Here, the claims in Counts I and II were separate, and counsel for Plaintiff has not argued that his success on Count II was somehow tied to his efforts to prosecute Count I. Nor has counsel made any attempt to separate out the work he did for the Medical Center's claim from the work related to Count I. As such, the Court will allow Plaintiff to recover only half the fees requested above, with the reductions noted. This amounts to $9,440. An argument could be made that Plaintiff should be allowed to recover only one-third of the attorney fees, since only one of the three plaintiffs prevailed. However, the Court views Count I as a single unsuccessful claim for relief and finds that it would be unfair to allow Plaintiff's counsel to collect only one-third of his fees, given that there likely was some overlap between the work done in relation to Count I and Count II.

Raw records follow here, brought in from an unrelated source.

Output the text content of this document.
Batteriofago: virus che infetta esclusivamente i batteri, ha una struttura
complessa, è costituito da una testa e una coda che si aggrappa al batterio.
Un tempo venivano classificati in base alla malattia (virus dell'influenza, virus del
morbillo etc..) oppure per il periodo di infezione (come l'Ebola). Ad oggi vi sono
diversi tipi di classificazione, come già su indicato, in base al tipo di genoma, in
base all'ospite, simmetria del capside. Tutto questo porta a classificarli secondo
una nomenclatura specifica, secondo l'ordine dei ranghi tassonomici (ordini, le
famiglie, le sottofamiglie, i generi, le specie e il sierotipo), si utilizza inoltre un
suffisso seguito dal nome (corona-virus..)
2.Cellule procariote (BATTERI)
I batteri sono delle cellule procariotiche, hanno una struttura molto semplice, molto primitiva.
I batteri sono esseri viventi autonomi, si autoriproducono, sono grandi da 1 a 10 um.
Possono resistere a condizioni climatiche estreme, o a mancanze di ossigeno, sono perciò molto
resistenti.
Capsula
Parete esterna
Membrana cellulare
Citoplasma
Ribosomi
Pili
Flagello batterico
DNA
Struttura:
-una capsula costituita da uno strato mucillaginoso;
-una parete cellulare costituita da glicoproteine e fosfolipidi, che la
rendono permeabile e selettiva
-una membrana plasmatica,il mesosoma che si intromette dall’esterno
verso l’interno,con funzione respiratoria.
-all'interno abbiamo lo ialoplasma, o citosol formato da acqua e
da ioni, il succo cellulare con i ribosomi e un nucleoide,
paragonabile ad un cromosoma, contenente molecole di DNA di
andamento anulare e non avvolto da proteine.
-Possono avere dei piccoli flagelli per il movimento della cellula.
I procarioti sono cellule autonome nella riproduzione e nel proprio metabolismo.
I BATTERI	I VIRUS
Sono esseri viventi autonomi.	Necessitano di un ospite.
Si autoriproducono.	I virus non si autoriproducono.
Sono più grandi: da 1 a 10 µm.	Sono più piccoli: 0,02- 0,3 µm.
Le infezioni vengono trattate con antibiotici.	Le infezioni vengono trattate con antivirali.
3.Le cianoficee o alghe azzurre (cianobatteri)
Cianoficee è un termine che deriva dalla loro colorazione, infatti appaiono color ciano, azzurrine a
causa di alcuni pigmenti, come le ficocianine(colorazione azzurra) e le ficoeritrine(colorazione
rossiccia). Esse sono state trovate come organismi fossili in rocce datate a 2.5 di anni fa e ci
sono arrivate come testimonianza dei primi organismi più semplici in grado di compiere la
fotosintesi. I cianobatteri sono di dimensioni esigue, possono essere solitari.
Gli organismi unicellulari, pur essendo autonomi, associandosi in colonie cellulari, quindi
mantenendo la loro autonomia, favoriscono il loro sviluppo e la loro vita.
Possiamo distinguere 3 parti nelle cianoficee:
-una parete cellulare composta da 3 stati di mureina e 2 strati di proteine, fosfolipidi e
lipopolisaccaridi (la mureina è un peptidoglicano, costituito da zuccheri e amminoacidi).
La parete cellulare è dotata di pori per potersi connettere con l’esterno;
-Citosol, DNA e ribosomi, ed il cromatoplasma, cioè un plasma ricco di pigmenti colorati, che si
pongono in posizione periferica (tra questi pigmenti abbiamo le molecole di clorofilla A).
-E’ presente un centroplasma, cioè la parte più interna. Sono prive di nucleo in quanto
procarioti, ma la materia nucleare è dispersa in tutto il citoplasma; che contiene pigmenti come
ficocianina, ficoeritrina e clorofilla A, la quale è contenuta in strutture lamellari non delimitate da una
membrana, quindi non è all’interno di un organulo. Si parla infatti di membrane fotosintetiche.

As to the auditing fees, the $28,500 bill from Legacy Professionals, LLP clearly allocated $9,500 of the cost to each entity. As such, the Court reaffirms its earlier ruling that Plaintiff may recover only $9,500 in auditing costs. Plaintiff also is awarded $350 in costs.

B. Double Interest

The Court notes with some frustration that what should have been a simple exercise of the Plaintiff submitting a calculation of the interest due on the unpaid contributions has involved a regrettable amount of back-and-forth between the parties and requests for clarification from the court. Even with its most recent submission, Plaintiff appears to be requesting interest on amounts other than the judgment amount, without explaining its reasons for doing so.

As best the Court can determine from the figures submitted by the Plaintiff, the Medical Center is entitled to $16, 938.25 in interest and the Dental Center was entitled to $4,925.35, for a total of $21,863.60. Doubled, as it must be statutorily under 29 U.S.C. § 1132 (g)(2)(c), this amounts to $43,727.20.

For the reasons stated herein, Plaintiff is awarded $9,440 in attorney's fees, $9,500 in auditing expenses, $350 in costs, and $43,727.20 in interest.